Bouboule Belgien, Schweiz 2014 – 84min.
Filmkritik
Dickerchens Befreiungsschlag
Wenn die Hormone ausser Rand und Band geraten, schlittern Teenager auf das Minenfeld der Emotionen. Wie der zwölfjährige Kevin, der hundert Kilo auf die Waage bringt, was die Sache verkompliziert. Ohnehin im Dauerclinch mit sich selbst, wird er noch von doofen Kameraden gehänselt und ausgegrenzt. Aber im feinsinnigen Film des Belgiers Bruno Deville reisst der Aussenseiter das Steuer herum: Der Laiendarsteller David Thielemans ist Bouboule, das Dickerchen. Er prägt mit Gelassenheit und Selbstironie ein hintergründiges Pubertätsdrama.

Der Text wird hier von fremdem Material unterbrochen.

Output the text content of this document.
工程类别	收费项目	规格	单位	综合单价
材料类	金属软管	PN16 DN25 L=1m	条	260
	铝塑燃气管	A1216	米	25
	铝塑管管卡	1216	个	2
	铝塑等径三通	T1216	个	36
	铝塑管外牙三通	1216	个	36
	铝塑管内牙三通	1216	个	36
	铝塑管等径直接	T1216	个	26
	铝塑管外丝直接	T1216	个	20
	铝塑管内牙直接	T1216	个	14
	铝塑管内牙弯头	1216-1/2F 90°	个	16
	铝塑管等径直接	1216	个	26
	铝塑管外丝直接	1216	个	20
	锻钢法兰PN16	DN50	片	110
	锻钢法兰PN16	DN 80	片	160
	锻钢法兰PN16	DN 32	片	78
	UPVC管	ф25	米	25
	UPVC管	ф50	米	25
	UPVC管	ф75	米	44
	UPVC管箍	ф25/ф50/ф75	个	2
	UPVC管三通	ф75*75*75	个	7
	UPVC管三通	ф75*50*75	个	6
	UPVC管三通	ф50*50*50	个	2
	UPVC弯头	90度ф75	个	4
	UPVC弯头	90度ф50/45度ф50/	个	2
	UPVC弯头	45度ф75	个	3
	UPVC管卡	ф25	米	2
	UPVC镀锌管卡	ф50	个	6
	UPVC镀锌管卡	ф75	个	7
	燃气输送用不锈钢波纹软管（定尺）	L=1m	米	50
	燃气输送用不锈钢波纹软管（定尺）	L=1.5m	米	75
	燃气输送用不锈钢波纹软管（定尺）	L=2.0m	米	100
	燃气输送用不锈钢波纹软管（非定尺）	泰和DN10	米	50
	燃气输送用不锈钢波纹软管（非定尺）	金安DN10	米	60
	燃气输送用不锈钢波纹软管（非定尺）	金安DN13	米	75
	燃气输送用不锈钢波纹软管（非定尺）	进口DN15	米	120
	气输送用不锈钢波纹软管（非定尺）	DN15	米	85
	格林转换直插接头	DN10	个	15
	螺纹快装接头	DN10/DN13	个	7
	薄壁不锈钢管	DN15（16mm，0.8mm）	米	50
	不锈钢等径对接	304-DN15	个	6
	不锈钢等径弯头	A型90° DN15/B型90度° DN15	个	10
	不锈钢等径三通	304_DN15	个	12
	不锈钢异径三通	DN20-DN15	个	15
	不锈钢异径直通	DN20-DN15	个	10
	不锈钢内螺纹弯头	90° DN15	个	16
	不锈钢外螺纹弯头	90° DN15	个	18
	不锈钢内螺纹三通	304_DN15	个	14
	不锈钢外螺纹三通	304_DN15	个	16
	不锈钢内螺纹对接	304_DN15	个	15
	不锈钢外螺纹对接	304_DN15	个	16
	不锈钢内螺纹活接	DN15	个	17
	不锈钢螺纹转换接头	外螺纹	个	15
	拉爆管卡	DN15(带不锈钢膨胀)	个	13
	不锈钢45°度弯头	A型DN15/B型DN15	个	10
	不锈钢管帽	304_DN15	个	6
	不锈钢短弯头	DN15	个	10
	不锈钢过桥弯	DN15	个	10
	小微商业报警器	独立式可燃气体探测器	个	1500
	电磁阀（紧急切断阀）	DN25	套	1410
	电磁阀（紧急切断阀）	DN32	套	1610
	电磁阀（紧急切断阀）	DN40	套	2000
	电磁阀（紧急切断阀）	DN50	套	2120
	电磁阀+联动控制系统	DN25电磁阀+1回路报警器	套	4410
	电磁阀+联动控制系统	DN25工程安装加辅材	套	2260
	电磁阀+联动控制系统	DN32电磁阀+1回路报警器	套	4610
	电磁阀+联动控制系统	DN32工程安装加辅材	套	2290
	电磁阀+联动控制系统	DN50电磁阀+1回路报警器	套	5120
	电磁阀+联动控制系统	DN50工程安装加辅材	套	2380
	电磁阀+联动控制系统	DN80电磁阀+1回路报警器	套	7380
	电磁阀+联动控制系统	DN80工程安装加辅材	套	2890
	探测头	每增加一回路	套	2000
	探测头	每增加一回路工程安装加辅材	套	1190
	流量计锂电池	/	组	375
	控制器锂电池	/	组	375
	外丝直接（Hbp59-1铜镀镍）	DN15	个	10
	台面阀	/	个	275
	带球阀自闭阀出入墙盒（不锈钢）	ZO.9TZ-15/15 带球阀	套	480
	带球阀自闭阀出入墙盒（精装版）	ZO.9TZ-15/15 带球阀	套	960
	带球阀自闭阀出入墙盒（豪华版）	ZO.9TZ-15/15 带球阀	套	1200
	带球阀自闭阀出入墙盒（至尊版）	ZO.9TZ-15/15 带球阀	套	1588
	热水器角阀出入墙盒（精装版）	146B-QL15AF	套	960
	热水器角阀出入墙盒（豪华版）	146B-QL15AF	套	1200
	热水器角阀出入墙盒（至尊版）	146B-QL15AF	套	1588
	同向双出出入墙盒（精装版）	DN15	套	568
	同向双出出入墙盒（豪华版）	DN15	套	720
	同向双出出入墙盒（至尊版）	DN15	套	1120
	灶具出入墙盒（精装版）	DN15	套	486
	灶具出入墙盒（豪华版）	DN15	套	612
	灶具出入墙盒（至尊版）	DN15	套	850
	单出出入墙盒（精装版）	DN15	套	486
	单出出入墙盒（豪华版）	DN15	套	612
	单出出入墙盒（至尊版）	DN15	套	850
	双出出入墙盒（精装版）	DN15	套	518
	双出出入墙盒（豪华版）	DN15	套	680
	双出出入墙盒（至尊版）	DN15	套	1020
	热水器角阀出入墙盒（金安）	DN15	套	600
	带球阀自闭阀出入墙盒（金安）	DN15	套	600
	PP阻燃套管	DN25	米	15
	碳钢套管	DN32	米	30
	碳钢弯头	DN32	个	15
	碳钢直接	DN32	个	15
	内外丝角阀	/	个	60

Kevin hat eine liebe Mama, die etwas überfürsorglich den oft abwesenden Papa ersetzen will. Und zwei Schwestern, mit denen er dank ein paar Verhaltenstricks gut klarkommt. Aber wirklich zufrieden ist der juvenile Fettkloss natürlich nicht. Als ihn sein Arzt dramatisch auf die Möglichkeit eines Herzinfarkts hinweist und eine gesündere Lebensführung empfiehlt, wird der Vielfrass hellhörig. Die empfohlene Wassergymnastik passt ihm zwar nicht, weil ein Dicker mit Titten im Schwimmbad garantiert gedemütigt würde. Aber Kevin will nun endlich was ändern. Und weil er so sympathisch rüberkommt, begleitet man ihn als Zuschauer gerne auf seiner Identitätssuche
Was Bouboule im Alltag fehlt, ist ganz klar ein männliches Vorbild. Gut, dass er auf den drahtigen Wachmann Patrick und seinen Hund Rocco trifft. Dieses Duo fasziniert den Buben und es ihm dabei total schnuppe, dass der plapperhafte Patrick in Bezug auf seinen angeblich Hochrisikojob massiv übertreibt, um die eigenen Probleme zu kaschieren. Kevin ist intelligent und wach: Er will dem Kumpel imponieren, realisiert aber auch, dass ihm der Kontakt persönlich einiges bringen wird. Drum rackert er sich auf der Kampfbahn ab, wird dadurch fitter und darf sogar kleine Aufträge für Patrick ausführen. Bald verliert Kevin Gewicht und wird selbstbewusster, was den plötzlich auftauchenden, dominanten Vater bass erstaunt. In einem Nebenstrang des unaufgeregt inszenierten Films beweist der aufblühende Protagonist sogar noch hohe Sozialkompetenz, weil er sich mit Hingabe um ein Mädchen kümmert, das von Suizidgedanken gequält wird.
Antoine Jaccoud, der notabene mit der Schweizer Erfolgsregisseurin Ursula Meier zusammenarbeitet, hat sein Drehbuch mit viel herbem Charme. schrägem Humor und tollen Dialogen gefüllt. Und er kommt ganz ohne platte Effekthascherei aus. Das ist der Grund dafür, dass Bouboule zur parabelhaften Verbeugung vor dem Anderssein an sich wird. Was ja, wie hier filmisch gekonnt und liebevoll beobachtet, oft eh nur eine Variante des vermeintlich Normalen ist.